Monday, January 27, 2014

Varying Solar Radiation Effects on Agriculture and Forestry

Fu, P., & Rich, P. M. (2002). A geometric solar radiation model with applications in agriculture and forestry. Computers and electronics in agriculture37(1), 25-35.

                 It is well known that sunlight is a necessary component of successful plant growth, along with water and nutrients. Few know that the temperature of the soil also has an effect on many biophysical processes. There is little information on how solar radiation actually affects the soil temperature and even less on how elevation affects the temperature of the soil. So in the study, Fu and Rich looked at a 300 km2 patch of land near the Rocky Mountain Biological Laboratory, in Colorado, USA. This area had varying elevations, which made it perfect for determining if elevation has any effect on the soil temperature. Before the start of the study, eleven soil temperature sensors were buried with which temperature readings were registered once an hour. However, only 7 of these sensors were fit to use at the end of the study. 
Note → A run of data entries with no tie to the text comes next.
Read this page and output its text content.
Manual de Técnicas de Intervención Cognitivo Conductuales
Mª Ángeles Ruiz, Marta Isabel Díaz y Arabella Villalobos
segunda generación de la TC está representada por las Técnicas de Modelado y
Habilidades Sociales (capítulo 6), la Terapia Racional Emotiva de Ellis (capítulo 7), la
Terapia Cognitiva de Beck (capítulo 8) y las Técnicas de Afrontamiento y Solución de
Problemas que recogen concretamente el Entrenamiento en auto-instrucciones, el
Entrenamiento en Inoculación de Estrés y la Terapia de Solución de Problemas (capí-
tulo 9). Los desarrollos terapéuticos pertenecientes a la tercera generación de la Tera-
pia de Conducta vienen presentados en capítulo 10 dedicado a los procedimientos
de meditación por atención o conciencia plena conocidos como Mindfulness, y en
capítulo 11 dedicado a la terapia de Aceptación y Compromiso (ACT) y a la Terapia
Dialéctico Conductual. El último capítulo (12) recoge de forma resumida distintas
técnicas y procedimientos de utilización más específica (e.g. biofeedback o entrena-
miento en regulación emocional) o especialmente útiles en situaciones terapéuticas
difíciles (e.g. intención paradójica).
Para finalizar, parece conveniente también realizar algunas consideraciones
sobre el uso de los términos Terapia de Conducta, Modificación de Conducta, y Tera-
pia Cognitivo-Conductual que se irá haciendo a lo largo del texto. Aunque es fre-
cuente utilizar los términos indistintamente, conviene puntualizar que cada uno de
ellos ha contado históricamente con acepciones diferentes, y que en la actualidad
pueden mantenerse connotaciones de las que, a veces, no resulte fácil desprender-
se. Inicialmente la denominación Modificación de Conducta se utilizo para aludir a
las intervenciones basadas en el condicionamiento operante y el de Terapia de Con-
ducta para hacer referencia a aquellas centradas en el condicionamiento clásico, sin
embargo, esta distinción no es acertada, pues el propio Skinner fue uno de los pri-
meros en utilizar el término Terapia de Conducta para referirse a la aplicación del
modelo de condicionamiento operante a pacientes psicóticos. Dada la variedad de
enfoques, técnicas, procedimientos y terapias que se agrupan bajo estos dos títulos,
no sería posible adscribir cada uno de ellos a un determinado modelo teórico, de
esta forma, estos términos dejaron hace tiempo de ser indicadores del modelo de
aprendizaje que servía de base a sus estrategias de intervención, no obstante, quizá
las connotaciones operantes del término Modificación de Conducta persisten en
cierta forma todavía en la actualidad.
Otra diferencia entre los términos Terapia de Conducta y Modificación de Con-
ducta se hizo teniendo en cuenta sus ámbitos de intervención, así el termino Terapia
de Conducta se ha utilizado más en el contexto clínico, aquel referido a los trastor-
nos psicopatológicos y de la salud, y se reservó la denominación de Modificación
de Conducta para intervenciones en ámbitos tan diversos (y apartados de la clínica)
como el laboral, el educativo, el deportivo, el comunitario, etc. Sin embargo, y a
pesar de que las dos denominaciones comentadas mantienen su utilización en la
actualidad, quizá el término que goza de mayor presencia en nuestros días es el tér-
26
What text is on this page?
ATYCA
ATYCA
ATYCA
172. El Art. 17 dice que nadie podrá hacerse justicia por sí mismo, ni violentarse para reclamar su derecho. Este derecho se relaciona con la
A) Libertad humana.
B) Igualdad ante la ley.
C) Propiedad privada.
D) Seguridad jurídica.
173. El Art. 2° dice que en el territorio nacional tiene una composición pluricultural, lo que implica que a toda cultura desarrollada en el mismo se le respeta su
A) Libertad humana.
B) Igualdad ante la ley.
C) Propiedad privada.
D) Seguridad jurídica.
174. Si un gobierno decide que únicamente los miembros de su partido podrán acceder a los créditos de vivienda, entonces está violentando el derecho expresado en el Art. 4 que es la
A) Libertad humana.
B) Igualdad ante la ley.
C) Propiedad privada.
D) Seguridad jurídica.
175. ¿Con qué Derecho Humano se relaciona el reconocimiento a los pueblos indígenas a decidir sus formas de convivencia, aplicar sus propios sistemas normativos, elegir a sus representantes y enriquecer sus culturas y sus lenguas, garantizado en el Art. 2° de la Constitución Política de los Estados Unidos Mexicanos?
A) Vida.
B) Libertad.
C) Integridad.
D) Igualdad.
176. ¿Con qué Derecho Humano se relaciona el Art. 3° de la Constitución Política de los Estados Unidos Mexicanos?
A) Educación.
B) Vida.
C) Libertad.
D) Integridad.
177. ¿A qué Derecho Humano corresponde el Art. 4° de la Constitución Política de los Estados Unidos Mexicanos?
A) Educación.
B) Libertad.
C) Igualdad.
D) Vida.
                 After roughly a year, the sensors were retrieved and their information downloaded. With this information, as well as information gained from local weather stations, a map could be generated that showed the relative relationship between elevated areas and temperature of the soil. To achieve this, daily temperature values were averaged to create temperature ranges. 

                 At the conclusion of the study, Fu and Rich discovered that a few variables led to errors in their data. For example, sensor placement had a small effect on the temperature recorded by the sensor. Additionally, the amount of vegetation cover above the sensor would obviously affect the temperature of the soil. And finally, the quality of the software that created the final maps had a few issues that could have led to inaccuracies in the maps. Overall, Fu and Rich found that the higher the elevation, the lower the temperature of the soil. They also determined that to have a more accurate map, far more sensors would have to be used.  In this instance however, GIS created an adequate map that shows the relationship between the elevation of an area and the temperature of the soil. 


  1. How did they decide where to bury the sensors and in what type of soil and plant landscape?

  2. I suppose this would be a good jumping of point to develop a more detailed experiment to use in cooperation with agricultural ventures. Did they talk about continuing this research while fixing the mistakes they made the first time around?

  3. Interesting. I wonder what the temperatures would be like now compared to then!